Students voted in a fee to pay for the new recreation center in 2008.
Recent fees
The 2012 student success fee was the first fee in the time period the auditor examined. It raised fees $260 per quarter, $1040 per year. Fifty-seven percent of students voted in favor of it. The student success fee is allocated by a committee with majority students, which decided in 2019 to give $1 million to student academic services, $577 to campus health workers, $463 to the disability resource center and other amounts to dean of students, the veterans success center, club supports and the cross cultural centers.
In 2016, students voted down a $199 per-quarter University Union fee in an advisory vote. Armstrong followed by not implementing the fee, even though he could have.

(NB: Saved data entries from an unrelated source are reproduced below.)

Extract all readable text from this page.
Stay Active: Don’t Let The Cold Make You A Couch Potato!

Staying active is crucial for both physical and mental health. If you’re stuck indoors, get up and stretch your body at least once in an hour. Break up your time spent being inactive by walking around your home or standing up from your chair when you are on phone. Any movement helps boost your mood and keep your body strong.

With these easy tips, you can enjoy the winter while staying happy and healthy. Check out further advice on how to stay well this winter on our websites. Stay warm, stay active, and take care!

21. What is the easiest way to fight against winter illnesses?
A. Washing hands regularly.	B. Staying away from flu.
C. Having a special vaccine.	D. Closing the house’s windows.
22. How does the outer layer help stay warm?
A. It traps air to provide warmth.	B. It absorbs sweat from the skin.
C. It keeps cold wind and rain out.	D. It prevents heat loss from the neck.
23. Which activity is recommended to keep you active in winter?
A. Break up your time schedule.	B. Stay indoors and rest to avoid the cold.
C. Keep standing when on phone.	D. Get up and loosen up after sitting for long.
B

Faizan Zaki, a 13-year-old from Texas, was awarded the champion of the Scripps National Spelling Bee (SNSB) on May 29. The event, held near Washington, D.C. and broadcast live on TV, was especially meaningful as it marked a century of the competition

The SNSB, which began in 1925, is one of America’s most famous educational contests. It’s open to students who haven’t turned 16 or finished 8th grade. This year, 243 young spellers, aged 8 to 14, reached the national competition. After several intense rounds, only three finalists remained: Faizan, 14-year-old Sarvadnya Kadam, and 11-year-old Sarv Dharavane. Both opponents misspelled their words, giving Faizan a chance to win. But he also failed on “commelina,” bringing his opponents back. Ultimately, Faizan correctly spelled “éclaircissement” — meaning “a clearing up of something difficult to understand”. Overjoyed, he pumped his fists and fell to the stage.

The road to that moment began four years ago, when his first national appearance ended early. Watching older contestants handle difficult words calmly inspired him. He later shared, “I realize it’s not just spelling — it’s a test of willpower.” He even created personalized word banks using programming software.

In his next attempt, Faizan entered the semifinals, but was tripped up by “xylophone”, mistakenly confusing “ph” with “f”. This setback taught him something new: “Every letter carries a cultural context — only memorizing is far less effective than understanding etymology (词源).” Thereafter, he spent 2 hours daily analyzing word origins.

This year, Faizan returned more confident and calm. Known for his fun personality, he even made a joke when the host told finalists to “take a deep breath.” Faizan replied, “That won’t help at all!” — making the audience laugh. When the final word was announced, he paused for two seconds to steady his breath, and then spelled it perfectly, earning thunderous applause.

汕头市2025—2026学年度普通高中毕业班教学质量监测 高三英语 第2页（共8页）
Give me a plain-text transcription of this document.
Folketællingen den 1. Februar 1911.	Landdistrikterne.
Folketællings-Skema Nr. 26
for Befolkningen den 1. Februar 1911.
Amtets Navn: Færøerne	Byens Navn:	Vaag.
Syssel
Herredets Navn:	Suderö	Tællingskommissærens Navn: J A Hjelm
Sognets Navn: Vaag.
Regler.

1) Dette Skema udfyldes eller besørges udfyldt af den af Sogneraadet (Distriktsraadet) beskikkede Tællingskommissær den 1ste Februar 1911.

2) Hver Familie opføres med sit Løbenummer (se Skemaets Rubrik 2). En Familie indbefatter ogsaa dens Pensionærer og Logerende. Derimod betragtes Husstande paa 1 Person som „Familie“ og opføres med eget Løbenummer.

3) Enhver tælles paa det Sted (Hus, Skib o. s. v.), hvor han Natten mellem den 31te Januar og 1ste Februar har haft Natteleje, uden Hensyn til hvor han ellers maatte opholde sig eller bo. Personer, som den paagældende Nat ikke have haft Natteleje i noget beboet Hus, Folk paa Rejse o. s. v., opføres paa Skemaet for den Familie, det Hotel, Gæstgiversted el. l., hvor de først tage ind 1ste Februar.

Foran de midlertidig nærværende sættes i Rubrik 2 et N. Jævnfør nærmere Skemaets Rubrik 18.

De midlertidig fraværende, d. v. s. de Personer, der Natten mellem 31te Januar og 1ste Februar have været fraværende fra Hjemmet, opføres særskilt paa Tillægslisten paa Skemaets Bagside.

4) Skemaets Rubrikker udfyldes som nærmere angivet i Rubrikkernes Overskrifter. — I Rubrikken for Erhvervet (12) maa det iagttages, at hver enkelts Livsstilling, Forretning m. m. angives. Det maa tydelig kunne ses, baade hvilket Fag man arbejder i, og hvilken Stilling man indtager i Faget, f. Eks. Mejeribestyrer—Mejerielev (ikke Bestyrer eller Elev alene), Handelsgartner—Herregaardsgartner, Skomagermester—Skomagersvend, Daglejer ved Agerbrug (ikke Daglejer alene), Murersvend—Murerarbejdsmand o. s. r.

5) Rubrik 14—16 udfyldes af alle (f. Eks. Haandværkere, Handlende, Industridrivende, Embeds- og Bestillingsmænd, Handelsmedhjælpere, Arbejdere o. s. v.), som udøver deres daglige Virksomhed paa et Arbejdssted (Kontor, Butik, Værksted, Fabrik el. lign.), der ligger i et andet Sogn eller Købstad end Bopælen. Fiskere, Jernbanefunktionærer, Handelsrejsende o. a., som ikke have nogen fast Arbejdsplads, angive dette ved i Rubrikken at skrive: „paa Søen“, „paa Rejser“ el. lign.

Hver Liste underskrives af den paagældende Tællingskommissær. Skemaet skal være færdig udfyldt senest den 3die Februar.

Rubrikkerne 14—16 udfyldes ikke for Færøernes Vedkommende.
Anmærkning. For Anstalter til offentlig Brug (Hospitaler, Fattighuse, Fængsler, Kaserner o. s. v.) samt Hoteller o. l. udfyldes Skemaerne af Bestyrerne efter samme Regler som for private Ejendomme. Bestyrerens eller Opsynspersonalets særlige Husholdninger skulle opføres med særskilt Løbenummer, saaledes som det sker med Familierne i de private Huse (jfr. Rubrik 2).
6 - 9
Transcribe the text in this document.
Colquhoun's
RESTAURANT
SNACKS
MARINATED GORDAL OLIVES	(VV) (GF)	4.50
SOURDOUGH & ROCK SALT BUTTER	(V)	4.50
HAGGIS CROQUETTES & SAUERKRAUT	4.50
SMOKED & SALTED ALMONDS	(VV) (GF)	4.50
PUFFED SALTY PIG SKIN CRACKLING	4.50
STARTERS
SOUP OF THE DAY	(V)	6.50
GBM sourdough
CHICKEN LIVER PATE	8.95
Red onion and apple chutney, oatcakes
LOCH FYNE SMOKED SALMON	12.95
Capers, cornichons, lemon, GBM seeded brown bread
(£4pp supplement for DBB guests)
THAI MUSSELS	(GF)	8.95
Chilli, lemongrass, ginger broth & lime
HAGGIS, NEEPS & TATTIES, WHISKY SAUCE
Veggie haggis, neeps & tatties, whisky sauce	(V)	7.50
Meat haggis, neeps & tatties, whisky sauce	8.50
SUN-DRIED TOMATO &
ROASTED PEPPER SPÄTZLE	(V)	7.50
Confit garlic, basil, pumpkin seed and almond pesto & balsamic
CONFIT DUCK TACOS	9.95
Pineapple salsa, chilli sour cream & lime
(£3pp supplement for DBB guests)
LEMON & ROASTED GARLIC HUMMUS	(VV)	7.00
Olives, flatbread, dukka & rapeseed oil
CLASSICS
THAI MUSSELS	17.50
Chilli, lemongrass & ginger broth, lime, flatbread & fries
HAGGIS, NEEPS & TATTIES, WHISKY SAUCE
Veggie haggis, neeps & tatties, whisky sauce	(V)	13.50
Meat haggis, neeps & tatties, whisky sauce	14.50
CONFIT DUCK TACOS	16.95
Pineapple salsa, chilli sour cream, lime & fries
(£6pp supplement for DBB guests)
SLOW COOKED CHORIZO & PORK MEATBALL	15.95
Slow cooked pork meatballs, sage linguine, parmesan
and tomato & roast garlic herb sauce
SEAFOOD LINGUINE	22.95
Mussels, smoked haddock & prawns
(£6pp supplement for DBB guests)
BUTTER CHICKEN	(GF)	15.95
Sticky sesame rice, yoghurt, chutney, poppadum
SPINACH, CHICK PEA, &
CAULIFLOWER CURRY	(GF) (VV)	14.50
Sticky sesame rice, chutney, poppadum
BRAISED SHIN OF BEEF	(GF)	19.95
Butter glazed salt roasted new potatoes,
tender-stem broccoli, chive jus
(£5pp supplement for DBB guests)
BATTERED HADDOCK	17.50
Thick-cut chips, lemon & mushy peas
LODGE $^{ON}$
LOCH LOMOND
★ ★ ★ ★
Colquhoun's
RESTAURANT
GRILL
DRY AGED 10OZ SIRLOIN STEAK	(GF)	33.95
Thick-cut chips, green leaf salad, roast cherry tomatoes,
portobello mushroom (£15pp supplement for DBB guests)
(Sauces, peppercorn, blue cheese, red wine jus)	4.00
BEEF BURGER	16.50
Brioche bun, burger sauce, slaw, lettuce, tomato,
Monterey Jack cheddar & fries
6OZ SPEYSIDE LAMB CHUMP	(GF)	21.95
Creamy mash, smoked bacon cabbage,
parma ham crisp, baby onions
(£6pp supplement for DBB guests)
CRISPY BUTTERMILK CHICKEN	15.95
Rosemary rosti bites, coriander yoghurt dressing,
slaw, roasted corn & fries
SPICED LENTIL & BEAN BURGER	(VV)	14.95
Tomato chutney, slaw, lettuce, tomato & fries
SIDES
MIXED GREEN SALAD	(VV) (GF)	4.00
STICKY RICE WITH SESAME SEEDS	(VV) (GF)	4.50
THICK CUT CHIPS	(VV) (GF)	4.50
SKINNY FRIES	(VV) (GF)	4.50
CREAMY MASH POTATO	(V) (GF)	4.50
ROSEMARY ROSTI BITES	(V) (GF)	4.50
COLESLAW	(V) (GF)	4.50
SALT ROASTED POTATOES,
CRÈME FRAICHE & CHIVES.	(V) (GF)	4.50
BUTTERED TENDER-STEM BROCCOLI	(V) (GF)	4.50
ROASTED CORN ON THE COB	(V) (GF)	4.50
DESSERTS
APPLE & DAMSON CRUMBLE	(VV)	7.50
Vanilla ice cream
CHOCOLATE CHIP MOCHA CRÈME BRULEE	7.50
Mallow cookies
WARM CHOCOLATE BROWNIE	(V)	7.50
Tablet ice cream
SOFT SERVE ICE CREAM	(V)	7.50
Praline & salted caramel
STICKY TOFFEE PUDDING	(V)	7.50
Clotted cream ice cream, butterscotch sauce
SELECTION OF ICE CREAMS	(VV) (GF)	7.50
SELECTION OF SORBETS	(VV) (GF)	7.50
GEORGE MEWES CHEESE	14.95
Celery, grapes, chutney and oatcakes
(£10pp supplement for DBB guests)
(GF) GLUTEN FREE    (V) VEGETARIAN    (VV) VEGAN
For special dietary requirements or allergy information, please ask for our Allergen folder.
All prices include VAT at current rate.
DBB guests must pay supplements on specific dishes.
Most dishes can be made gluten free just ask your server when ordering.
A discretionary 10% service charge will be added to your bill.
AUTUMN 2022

In 2018, Armstrong followed an alternative consultation process to see if he should implement a $277 yearly health fee to reduce wait times at the health center. Student government approved it, and Armstrong implemented it.
Recommendations
The auditor recommended the legislature demand a review of mandatory fee expenditures and commission a report on how much was spent on the CSU’s core functions, that the legislature find other funding for those core functions and that the legislature should prohibit CSU campuses from charging mandatory fees.
The auditor also recommended the Chancellor’s Office revise its fee policy to require supporting documentation for new or increasing fees — including the need and calculation for the fee amount — and increase the rigor of its fee review.
“I think [removing mandatory fees] sounds nice in a perfect world, but if you’re not getting the funding from the CSU, you’re going to lose a lot of professors,” Cal Poly alumnus and former ASI Board of Directors Representative Mitchell Collins said, who was around for both the health fee and the opportunity fee. “What’ll happen is when a big cut comes in and they want to cut the CSU, all of that funding is going to be professors.”
Collins said a group of ASI students tried to sit down with administrators to clarify and improve the alternative consultation process after the 38 days of the opportunity fee alternative consultation, but he was not sure what the result was. There are no requirements or criteria on what percentage of student feedback constitutes alternative consultation, and Collins remembered the Health Center fee outreach got little response.
Former ASI President Riley Nilsen could not be reached, and current ASI President and former member of the Campus Fee Advisory Committee Mark Borges did not reply when asked for comment.